Sud-Kivu : Le gouvernement provincial déplore les incidents survenus lors de la marche du 31 juillet à Bukavu

Sud-Kivu : Le gouvernement provincial déplore les incidents survenus lors de la marche du 31 juillet à Bukavu

Les membres de l’exécutif provincial du Sud-Kivu ont regretté les incidents notés au cours d’une marche pacifique organisée dans la ville de Bukavu par la Société civile.

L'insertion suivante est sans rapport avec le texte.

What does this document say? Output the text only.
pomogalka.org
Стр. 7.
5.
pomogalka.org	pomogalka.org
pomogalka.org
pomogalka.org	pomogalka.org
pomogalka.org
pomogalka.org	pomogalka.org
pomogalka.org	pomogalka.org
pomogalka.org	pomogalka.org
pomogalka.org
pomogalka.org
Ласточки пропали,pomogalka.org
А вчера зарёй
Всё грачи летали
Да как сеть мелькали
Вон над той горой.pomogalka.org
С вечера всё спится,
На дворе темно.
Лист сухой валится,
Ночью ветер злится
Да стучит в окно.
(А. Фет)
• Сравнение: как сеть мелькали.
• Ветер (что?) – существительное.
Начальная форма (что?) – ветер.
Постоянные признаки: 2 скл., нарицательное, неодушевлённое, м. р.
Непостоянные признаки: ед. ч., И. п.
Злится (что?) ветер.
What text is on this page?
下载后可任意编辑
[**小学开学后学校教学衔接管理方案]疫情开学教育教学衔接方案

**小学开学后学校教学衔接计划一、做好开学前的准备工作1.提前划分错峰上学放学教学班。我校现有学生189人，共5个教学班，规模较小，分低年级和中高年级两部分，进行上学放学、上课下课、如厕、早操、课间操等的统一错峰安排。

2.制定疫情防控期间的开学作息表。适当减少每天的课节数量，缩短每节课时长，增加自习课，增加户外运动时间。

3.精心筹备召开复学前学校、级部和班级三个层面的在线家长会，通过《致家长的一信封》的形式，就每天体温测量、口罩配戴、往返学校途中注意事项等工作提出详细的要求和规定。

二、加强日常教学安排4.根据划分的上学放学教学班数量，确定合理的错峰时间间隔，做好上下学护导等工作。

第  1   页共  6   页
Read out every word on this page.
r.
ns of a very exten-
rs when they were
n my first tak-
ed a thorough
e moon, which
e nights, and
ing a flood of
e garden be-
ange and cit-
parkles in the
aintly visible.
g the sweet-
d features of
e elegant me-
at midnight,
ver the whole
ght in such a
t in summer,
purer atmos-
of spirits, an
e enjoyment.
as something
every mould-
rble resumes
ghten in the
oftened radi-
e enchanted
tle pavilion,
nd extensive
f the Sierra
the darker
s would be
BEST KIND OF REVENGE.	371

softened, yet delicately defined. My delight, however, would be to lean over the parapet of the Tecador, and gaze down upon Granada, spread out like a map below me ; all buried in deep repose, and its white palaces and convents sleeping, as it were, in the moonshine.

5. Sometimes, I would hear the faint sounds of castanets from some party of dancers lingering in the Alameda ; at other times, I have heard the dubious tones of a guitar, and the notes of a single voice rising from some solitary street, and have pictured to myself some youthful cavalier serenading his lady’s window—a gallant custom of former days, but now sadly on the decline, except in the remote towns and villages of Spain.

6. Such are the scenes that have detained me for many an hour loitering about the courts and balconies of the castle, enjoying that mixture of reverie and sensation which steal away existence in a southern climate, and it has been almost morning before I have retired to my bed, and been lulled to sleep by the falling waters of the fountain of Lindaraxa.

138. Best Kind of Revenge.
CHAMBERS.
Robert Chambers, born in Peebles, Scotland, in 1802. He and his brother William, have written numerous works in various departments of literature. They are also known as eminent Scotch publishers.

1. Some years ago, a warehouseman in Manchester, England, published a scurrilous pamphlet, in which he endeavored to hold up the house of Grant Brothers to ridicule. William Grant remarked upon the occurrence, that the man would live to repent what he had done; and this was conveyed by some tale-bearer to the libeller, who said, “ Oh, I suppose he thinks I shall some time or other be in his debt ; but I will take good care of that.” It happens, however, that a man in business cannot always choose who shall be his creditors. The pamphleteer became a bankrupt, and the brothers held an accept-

C’est ce qu’indique le compte-rendu lu par la ministre Agnès Sadiki, porte-parole du gouvernement provincial, à l’issu des assises tenues ce lundi 31 juillet.

« Le conseil des ministres provinciaux s’est penché essentiellement sur la situation qui a prévalu ce lundi 31 juillet 2017 dans la ville de Bukavu.  Le conseil déplore les incidents malheureux qui se sont produits dans la ville, occasionnant 7 blessés dont 6 civiles et 1 policier », a-t-elle lu.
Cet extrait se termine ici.